A paramédica já havia postado nas redes sociais que havia tomado hormônios para fazer crescer os seios e o medicamento domperidona para aumentar a prolactina na tentativa de amamentar.
A Dra. Achong, cuja pesquisa de doutorado se concentrou na amamentação, disse anteriormente que suas experiências com a amamentação por mulheres transexuais foram positivas.
A disputa por difamação tem progredido através do QCAT desde que a Sra. Buckley apresentou uma queixa à Comissão de Direitos Humanos de Queensland no final de 2023 sobre comentários online feitos pela Sra. Sussex entre 2021 e 2023.
Como parte da sua defesa, a equipa jurídica da Sra. Sussex procurou obter detalhes sobre os tratamentos utilizados para induzir a amamentação, as qualificações dos profissionais e a composição dos fluidos corporais produzidos.
As informações buscadas incluíam a natureza do acompanhamento médico, quem o prestou, como foi realizada a amamentação, o que a qualificou como ‘amamentação’ e como foi determinado o ‘leite materno’ líquido produzido.
Em janeiro, Bridgman indeferiu o pedido, decidindo que o conteúdo “não tinha qualquer influência” sobre se a Sra. Sussex tinha “incitado ao ódio” contra a Sra.
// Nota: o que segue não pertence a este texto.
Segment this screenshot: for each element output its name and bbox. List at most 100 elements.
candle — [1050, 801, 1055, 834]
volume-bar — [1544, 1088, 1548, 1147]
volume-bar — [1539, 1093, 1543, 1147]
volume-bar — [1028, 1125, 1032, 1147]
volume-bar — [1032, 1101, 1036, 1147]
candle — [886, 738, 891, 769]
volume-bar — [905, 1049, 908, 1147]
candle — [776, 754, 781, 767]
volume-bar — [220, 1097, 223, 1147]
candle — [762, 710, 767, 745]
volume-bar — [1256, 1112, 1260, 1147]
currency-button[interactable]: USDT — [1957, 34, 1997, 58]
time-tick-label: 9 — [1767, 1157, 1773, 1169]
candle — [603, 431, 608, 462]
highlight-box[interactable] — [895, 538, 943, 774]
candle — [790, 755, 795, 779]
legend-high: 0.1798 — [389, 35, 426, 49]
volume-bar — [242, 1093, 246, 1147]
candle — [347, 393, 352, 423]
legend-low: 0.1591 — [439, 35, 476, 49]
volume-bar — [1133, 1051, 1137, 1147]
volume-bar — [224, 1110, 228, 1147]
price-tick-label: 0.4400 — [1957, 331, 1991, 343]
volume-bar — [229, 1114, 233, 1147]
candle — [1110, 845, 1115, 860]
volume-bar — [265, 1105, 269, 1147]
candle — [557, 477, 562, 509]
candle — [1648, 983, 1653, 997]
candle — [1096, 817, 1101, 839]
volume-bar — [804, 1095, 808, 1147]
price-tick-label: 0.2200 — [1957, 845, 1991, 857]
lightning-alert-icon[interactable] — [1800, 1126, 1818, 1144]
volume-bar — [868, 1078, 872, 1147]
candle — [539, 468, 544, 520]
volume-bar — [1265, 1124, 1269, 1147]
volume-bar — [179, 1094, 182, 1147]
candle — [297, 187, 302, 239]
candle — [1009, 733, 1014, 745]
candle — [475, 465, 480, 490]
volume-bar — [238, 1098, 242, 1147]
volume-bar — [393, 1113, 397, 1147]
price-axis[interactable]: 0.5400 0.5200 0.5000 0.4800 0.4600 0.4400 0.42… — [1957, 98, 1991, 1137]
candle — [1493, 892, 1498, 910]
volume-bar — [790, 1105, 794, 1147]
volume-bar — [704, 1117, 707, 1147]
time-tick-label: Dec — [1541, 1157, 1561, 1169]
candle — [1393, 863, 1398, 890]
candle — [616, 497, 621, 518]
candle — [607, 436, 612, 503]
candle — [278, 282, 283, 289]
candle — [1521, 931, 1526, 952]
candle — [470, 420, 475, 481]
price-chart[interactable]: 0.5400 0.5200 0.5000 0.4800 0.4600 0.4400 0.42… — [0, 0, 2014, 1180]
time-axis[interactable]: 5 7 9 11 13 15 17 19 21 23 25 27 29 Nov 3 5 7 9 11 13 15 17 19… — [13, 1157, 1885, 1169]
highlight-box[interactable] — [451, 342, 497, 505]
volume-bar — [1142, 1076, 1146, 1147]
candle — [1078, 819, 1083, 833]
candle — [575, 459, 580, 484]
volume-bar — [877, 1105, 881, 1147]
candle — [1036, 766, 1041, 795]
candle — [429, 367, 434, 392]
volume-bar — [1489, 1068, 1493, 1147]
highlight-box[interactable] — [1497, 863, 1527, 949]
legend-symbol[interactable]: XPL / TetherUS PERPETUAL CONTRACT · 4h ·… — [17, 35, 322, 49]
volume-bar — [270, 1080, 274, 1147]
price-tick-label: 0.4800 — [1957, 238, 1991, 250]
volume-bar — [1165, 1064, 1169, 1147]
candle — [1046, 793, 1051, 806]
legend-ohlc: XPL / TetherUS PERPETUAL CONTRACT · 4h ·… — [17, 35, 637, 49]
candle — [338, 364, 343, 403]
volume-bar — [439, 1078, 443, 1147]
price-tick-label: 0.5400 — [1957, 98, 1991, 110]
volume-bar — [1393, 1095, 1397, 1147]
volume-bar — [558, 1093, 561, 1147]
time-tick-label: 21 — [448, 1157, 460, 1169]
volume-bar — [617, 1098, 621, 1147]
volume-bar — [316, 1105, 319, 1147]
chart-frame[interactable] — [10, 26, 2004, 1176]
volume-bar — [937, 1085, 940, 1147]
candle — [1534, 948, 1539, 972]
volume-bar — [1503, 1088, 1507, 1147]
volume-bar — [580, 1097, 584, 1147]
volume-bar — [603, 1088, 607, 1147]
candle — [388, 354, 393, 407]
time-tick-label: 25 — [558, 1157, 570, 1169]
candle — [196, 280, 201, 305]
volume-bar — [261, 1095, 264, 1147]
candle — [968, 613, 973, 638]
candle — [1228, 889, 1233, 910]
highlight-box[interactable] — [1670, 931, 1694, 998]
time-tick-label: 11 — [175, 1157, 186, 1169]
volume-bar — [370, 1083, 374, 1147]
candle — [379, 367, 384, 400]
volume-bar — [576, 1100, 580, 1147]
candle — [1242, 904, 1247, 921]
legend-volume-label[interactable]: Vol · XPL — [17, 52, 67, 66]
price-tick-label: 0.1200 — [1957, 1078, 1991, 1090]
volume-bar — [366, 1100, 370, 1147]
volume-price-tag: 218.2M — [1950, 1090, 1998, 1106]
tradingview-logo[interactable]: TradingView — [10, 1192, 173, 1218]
Buckley ou contra as mulheres transgénero como classe e era, portanto, irrelevante para o caso.
No entanto, o Tribunal de Recurso discordou e concluiu que a informação poderia ser relevante para aspectos da defesa da Srta. Sussex, incluindo se a sua conduta era razoável, agiu de boa fé e no interesse público.
Membros seniores do QCAT anularam uma decisão de janeiro do colega membro do tribunal Peter Bridgman (foto) de que ele havia cometido erros de lei que resultaram em um ‘erro judicial significativo’
ABA publica um guia, Amamentação, Amamentação e Amamentação Humana: Apoiando Famílias LGBTQIA+, que fornece conselhos práticos sobre amamentação.
Os juízes também observaram evidências de um médico e bioeticista de que “nenhum protocolo baseado em evidências foi publicado na literatura acadêmica para apoiar a amamentação de uma mulher transexual, e não existem estudos longitudinais sobre se é nutricionalmente adequado ou se tem quaisquer consequências negativas para o bebê”.
Buckley foi contatada para comentar por meio de sua advogada, Kathleen Foley SC
A Sra. Sussex também foi contatada para comentar.
A ABA publica um guia, Amamentação, Amamentação e Alimentação Humana: Apoiando Famílias LGBTQIA+, que fornece conselhos práticos sobre amamentação.
O guia inclui um capítulo sobre amamentação para pessoas transexuais e de gênero variante, que afirma que é possível que alguém que nunca esteve grávida ou deu à luz produza leite.
Abordando o uso de hormônios, a cartilha afirma que a amamentação induzida é uma área de estudo relativamente nova e recomenda uma abordagem cautelosa.
Observa que pode haver riscos desconhecidos associados à amamentação durante ou após o tratamento hormonal, ao mesmo tempo que reconhece os riscos que podem surgir da interrupção ou atraso da administração de hormonas prescritas para tratar a disforia de género.
O guia orienta que as decisões sobre o uso de hormônios e alimentação infantil devem ser tomadas com cuidado e com a ajuda de um profissional médico.